Well, the project is almost done. I definitely overthought the mantel front - the friction fit is almost sufficient by itself, and with a couple of pin-and-roller door catches inside there's no risk of it falling off. All of my wires are fed into the mantel, and the speaker wires are tucked away and run up and over the bookcases. All that's left is to finish the crown molding, touch up the paint, and clean it up.

Current progress (except for some recently-installed crown molding):





































Current status of crown molding:



















I installed a 1" cleat on the chimney brick at the ceiling line to give me something to nail the molding to (other than stabbing at joists). This also gives me a small reveal (maybe 1/2"), which will help with the fit between the vertical brick trim and the crown. It also leaves me a tiny amount of furring space if I end up putting a white panel over the top brick (perhaps to hide TV cords).
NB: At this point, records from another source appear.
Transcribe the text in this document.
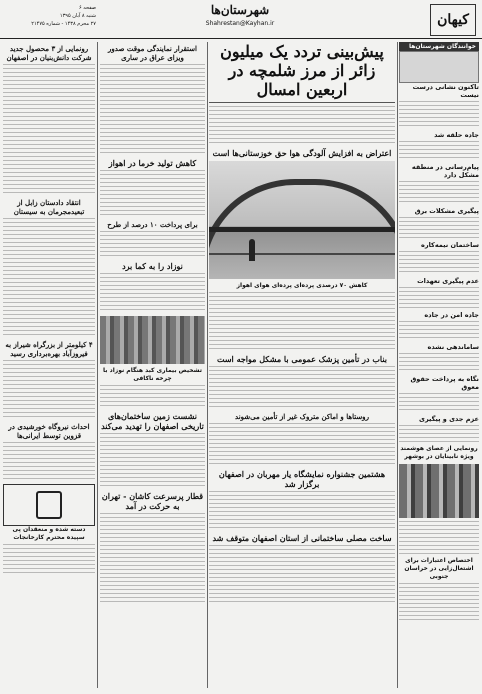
کیهان
شهرستان‌ها
Shahrestan@Kayhan.ir
صفحه ۶
شنبه ۸ آبان ۱۳۹۵
۲۷ محرم ۱۴۳۸ - شماره ۲۱۴۷۵
خوانندگان شهرستان‌ها
تاکنون نشانی درست نیست
جاده حلقه شد
پیام‌رسانی در منطقه مشکل دارد
پیگیری مشکلات برق
ساختمان نیمه‌کاره
عدم پیگیری تعهدات
جاده امن در جاده
ساماندهی نشده
نگاه به پرداخت حقوق معوق
عزم جدی و پیگیری
رونمایی از عصای هوشمند ویژه نابینایان در بوشهر
اختصاص اعتبارات برای اشتغال‌زایی در خراسان جنوبی
پیش‌بینی تردد یک میلیون زائر از مرز شلمچه در اربعین امسال
اعتراض به افزایش آلودگی هوا حق خوزستانی‌ها است
کاهش ۷۰ درصدی پرده‌ای پرده‌ای هوای اهواز
بناب در تأمین پزشک عمومی با مشکل مواجه است
روستاها و اماکن متروک غیر از تأمین می‌شوند
هشتمین جشنواره نمایشگاه یار مهربان در اصفهان برگزار شد
ساخت مصلی ساختمانی از استان اصفهان متوقف شد
استقرار نمایندگی موقت صدور ویزای عراق در ساری
کاهش تولید خرما در اهواز
برای پرداخت ۱۰ درصد از طرح
نوزاد را به کما برد
تشخیص بیماری کبد هنگام نوزاد با چرخه ناکافی
نشست زمین ساختمان‌های تاریخی اصفهان را تهدید می‌کند
قطار پرسرعت کاشان - تهران به حرکت در آمد
رونمایی از ۳ محصول جدید شرکت دانش‌بنیان در اصفهان
انتقاد دادستان زابل از تبعیدمجرمان به سیستان
۴ کیلومتر از بزرگراه شیراز به فیروزآباد بهره‌برداری رسید
احداث نیروگاه خورشیدی در قزوین توسط ایرانی‌ها
دسته شده و منعقدان پی سپیده محترم کارخانجات
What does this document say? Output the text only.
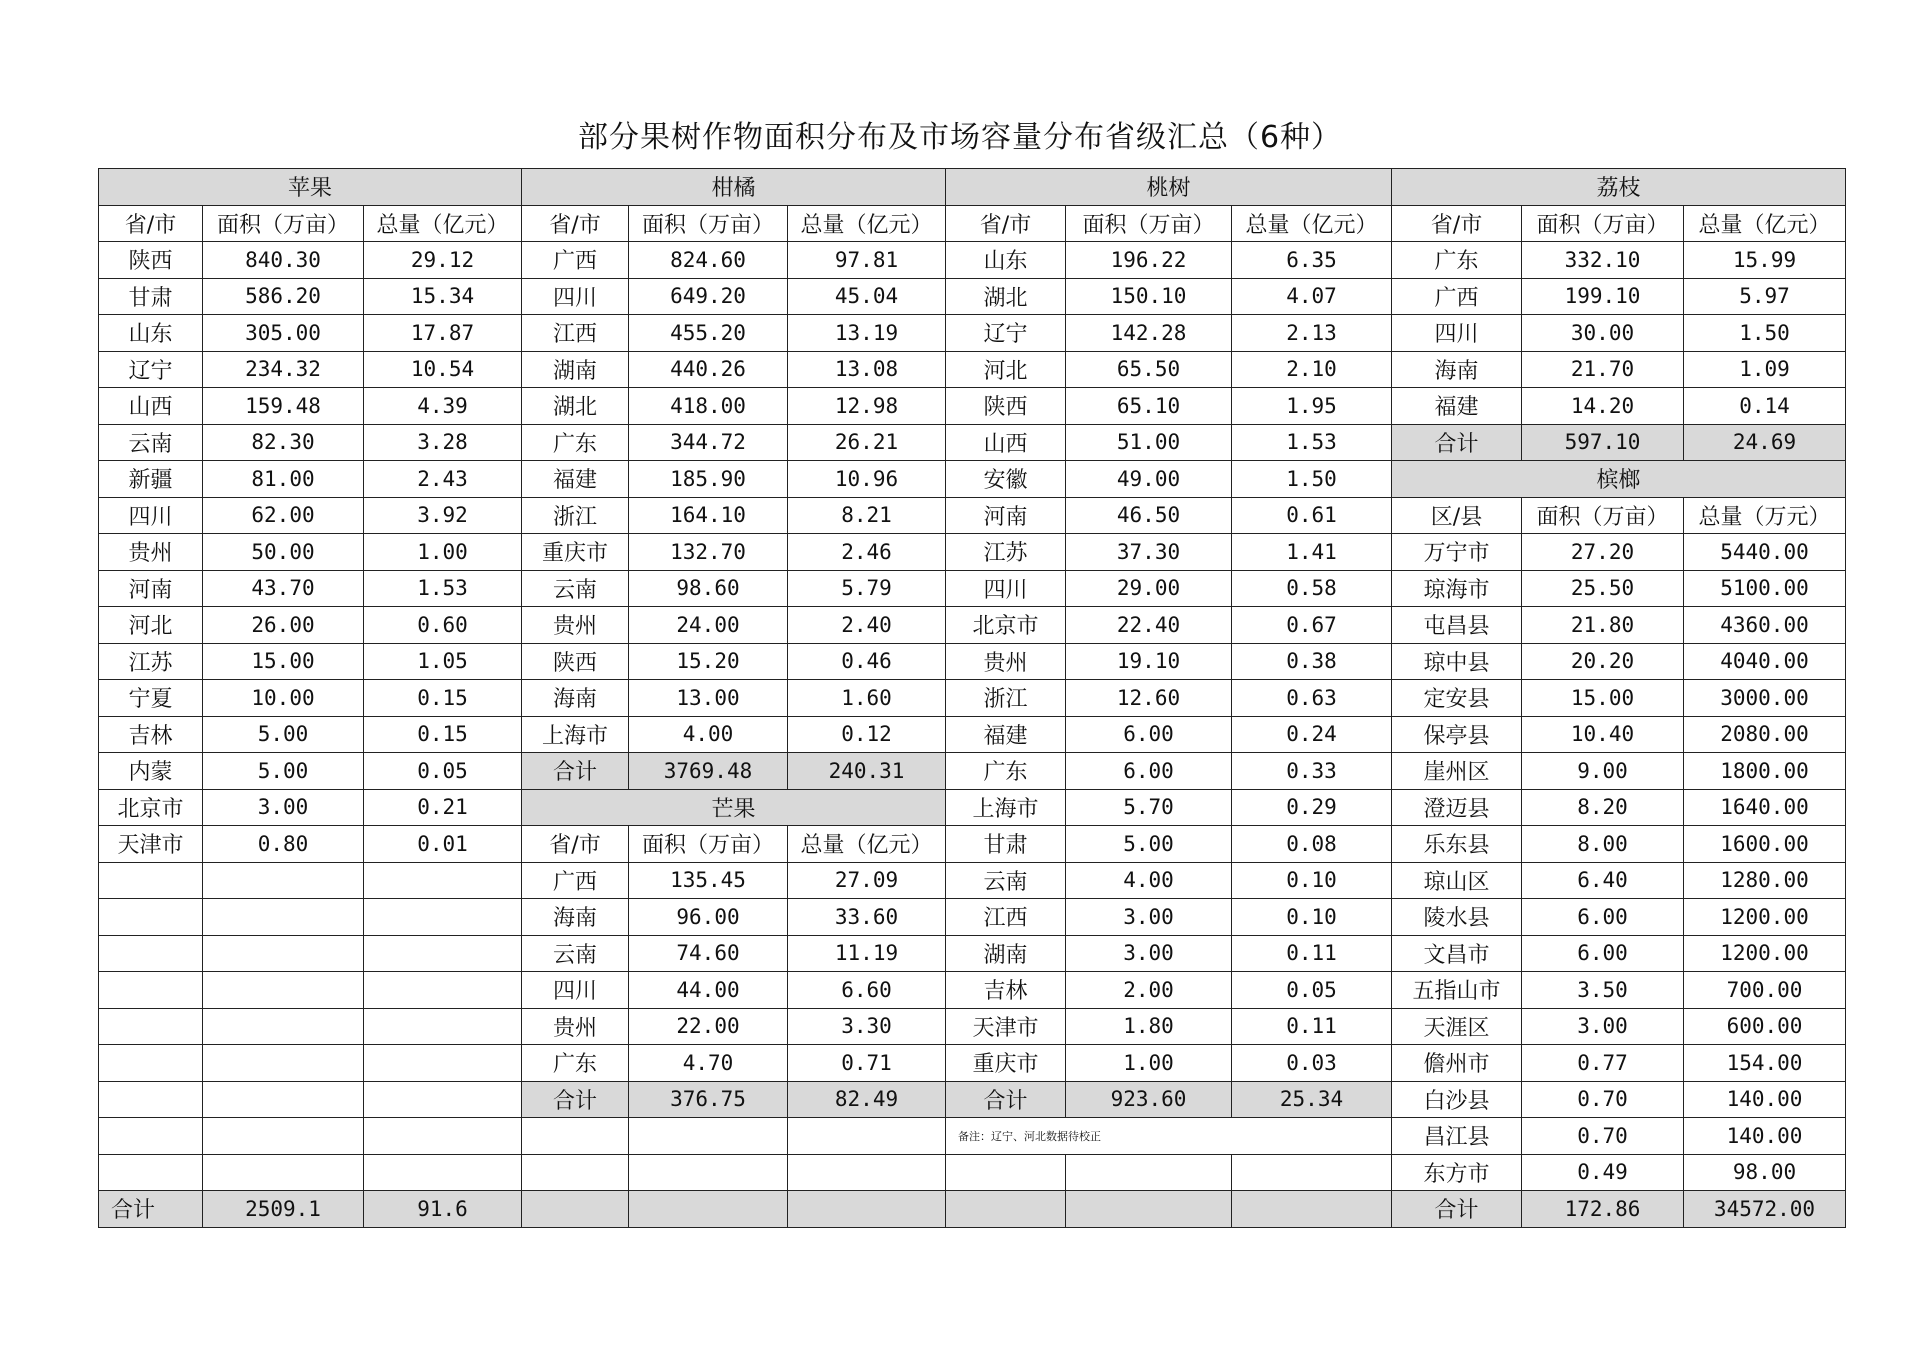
部分果树作物面积分布及市场容量分布省级汇总（6种）
苹果			柑橘			桃树			荔枝		
省/市	面积（万亩）	总量（亿元）	省/市	面积（万亩）	总量（亿元）	省/市	面积（万亩）	总量（亿元）	省/市	面积（万亩）	总量（亿元）
陕西	840.30	29.12	广西	824.60	97.81	山东	196.22	6.35	广东	332.10	15.99
甘肃	586.20	15.34	四川	649.20	45.04	湖北	150.10	4.07	广西	199.10	5.97
山东	305.00	17.87	江西	455.20	13.19	辽宁	142.28	2.13	四川	30.00	1.50
辽宁	234.32	10.54	湖南	440.26	13.08	河北	65.50	2.10	海南	21.70	1.09
山西	159.48	4.39	湖北	418.00	12.98	陕西	65.10	1.95	福建	14.20	0.14
云南	82.30	3.28	广东	344.72	26.21	山西	51.00	1.53	合计	597.10	24.69
新疆	81.00	2.43	福建	185.90	10.96	安徽	49.00	1.50	槟榔		
四川	62.00	3.92	浙江	164.10	8.21	河南	46.50	0.61	区/县	面积（万亩）	总量（万元）
贵州	50.00	1.00	重庆市	132.70	2.46	江苏	37.30	1.41	万宁市	27.20	5440.00
河南	43.70	1.53	云南	98.60	5.79	四川	29.00	0.58	琼海市	25.50	5100.00
河北	26.00	0.60	贵州	24.00	2.40	北京市	22.40	0.67	屯昌县	21.80	4360.00
江苏	15.00	1.05	陕西	15.20	0.46	贵州	19.10	0.38	琼中县	20.20	4040.00
宁夏	10.00	0.15	海南	13.00	1.60	浙江	12.60	0.63	定安县	15.00	3000.00
吉林	5.00	0.15	上海市	4.00	0.12	福建	6.00	0.24	保亭县	10.40	2080.00
内蒙	5.00	0.05	合计	3769.48	240.31	广东	6.00	0.33	崖州区	9.00	1800.00
北京市	3.00	0.21	芒果			上海市	5.70	0.29	澄迈县	8.20	1640.00
天津市	0.80	0.01	省/市	面积（万亩）	总量（亿元）	甘肃	5.00	0.08	乐东县	8.00	1600.00
			广西	135.45	27.09	云南	4.00	0.10	琼山区	6.40	1280.00
			海南	96.00	33.60	江西	3.00	0.10	陵水县	6.00	1200.00
			云南	74.60	11.19	湖南	3.00	0.11	文昌市	6.00	1200.00
			四川	44.00	6.60	吉林	2.00	0.05	五指山市	3.50	700.00
			贵州	22.00	3.30	天津市	1.80	0.11	天涯区	3.00	600.00
			广东	4.70	0.71	重庆市	1.00	0.03	儋州市	0.77	154.00
			合计	376.75	82.49	合计	923.60	25.34	白沙县	0.70	140.00
						备注：辽宁、河北数据待校正			昌江县	0.70	140.00
									东方市	0.49	98.00
合计	2509.1	91.6							合计	172.86	34572.00
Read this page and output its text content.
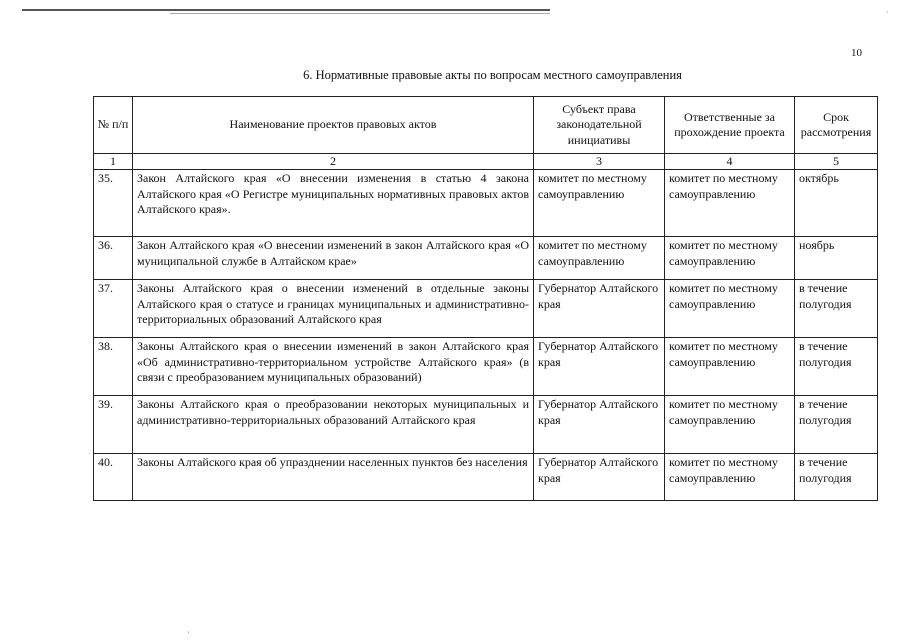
·
10
6. Нормативные правовые акты по вопросам местного самоуправления
№ п/п	Наименование проектов правовых актов	Субъект права законодательной инициативы	Ответственные за прохождение проекта	Срок рассмотрения
1	2	3	4	5
35.	Закон Алтайского края «О внесении изменения в статью 4 закона Алтайского края «О Регистре муниципальных нормативных правовых актов Алтайского края».	комитет по местному самоуправлению	комитет по местному самоуправлению	октябрь
36.	Закон Алтайского края «О внесении изменений в закон Алтайского края «О муниципальной службе в Алтайском крае»	комитет по местному самоуправлению	комитет по местному самоуправлению	ноябрь
37.	Законы Алтайского края о внесении изменений в отдельные законы Алтайского края о статусе и границах муниципальных и административно-территориальных образований Алтайского края	Губернатор Алтайского края	комитет по местному самоуправлению	в течение полугодия
38.	Законы Алтайского края о внесении изменений в закон Алтайского края «Об административно-территориальном устройстве Алтайского края» (в связи с преобразованием муниципальных образований)	Губернатор Алтайского края	комитет по местному самоуправлению	в течение полугодия
39.	Законы Алтайского края о преобразовании некоторых муниципальных и административно-территориальных образований Алтайского края	Губернатор Алтайского края	комитет по местному самоуправлению	в течение полугодия
40.	Законы Алтайского края об упразднении населенных пунктов без населения	Губернатор Алтайского края	комитет по местному самоуправлению	в течение полугодия
'
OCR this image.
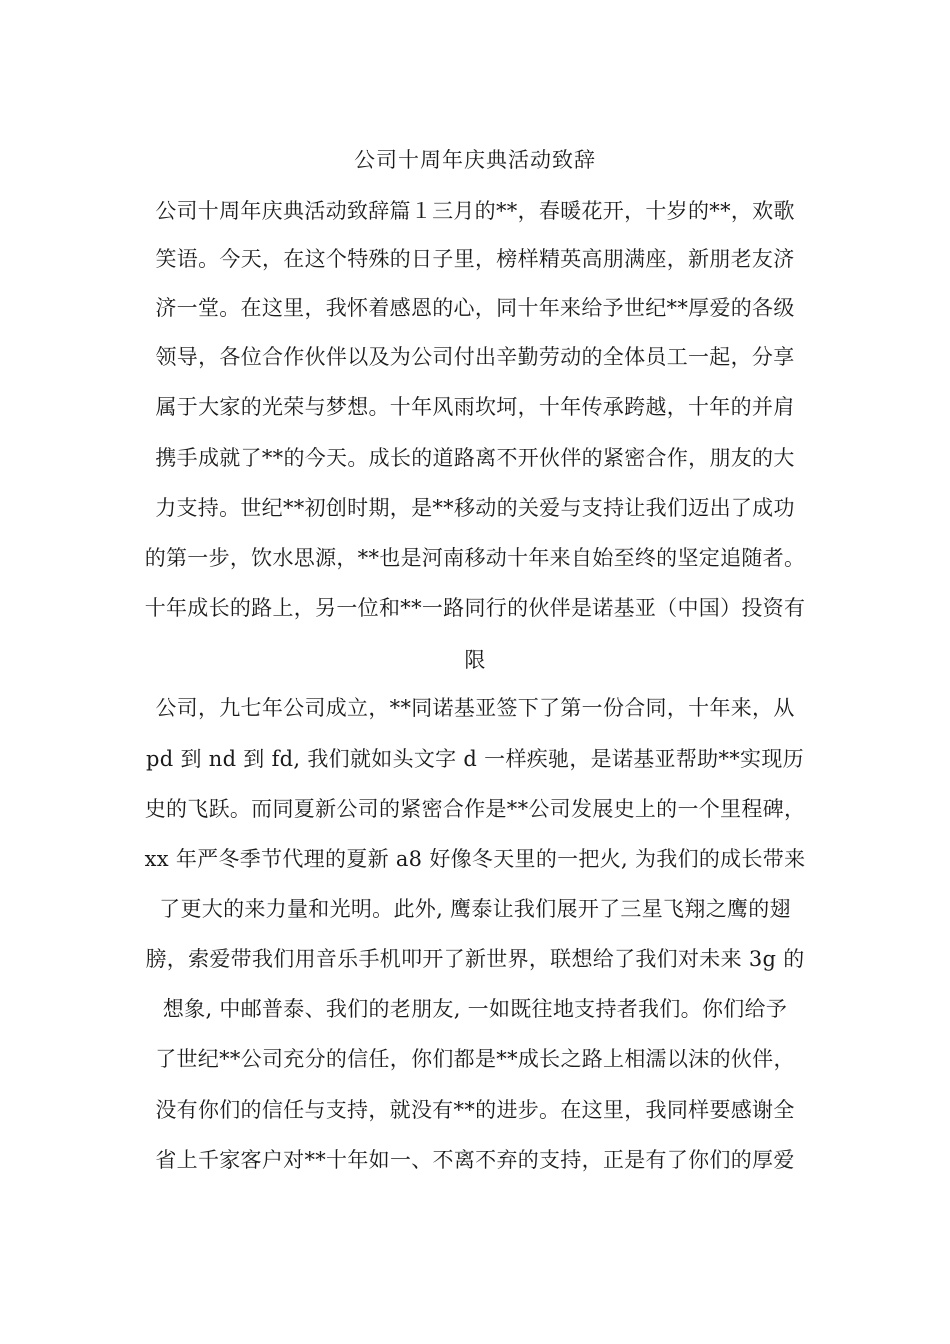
公司十周年庆典活动致辞
公司十周年庆典活动致辞篇１三月的**，春暖花开，十岁的**，欢歌
笑语。今天，在这个特殊的日子里，榜样精英高朋满座，新朋老友济
济一堂。在这里，我怀着感恩的心，同十年来给予世纪**厚爱的各级
领导，各位合作伙伴以及为公司付出辛勤劳动的全体员工一起，分享
属于大家的光荣与梦想。十年风雨坎坷，十年传承跨越，十年的并肩
携手成就了**的今天。成长的道路离不开伙伴的紧密合作，朋友的大
力支持。世纪**初创时期，是**移动的关爱与支持让我们迈出了成功
的第一步，饮水思源，**也是河南移动十年来自始至终的坚定追随者。
十年成长的路上，另一位和**一路同行的伙伴是诺基亚（中国）投资有
限
公司，九七年公司成立，**同诺基亚签下了第一份合同，十年来，从
pd 到 nd 到 fd, 我们就如头文字 d 一样疾驰，是诺基亚帮助**实现历
史的飞跃。而同夏新公司的紧密合作是**公司发展史上的一个里程碑，
xx 年严冬季节代理的夏新 a8 好像冬天里的一把火, 为我们的成长带来
了更大的来力量和光明。此外, 鹰泰让我们展开了三星飞翔之鹰的翅
膀，索爱带我们用音乐手机叩开了新世界，联想给了我们对未来 3g 的
想象, 中邮普泰、我们的老朋友, 一如既往地支持者我们。你们给予
了世纪**公司充分的信任，你们都是**成长之路上相濡以沫的伙伴，
没有你们的信任与支持，就没有**的进步。在这里，我同样要感谢全
省上千家客户对**十年如一、不离不弃的支持，正是有了你们的厚爱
Also, my father-in-law gave me some excellent advice for trimming the inset doors to fit the face frames. In order to shave VERY shallow angles (like, 32nds of an inch) to get perfect fits with (almost) even gaps between doors and frames, he suggested taping a washer to the edge of the door opposite the edge to be trimmed. The washer rode with the door along the fence (I clamped on a fence extension) and kicked the side-to-be-trimmed out by just a hair's breadth. This process let me dial in on the proper amount of trimming for each side of each door - a necessity considering neither of my taper jigs could accommodate this type of cut.

Once everything is done I'll put up better pics as a project on my profile. Thanks for all the advice!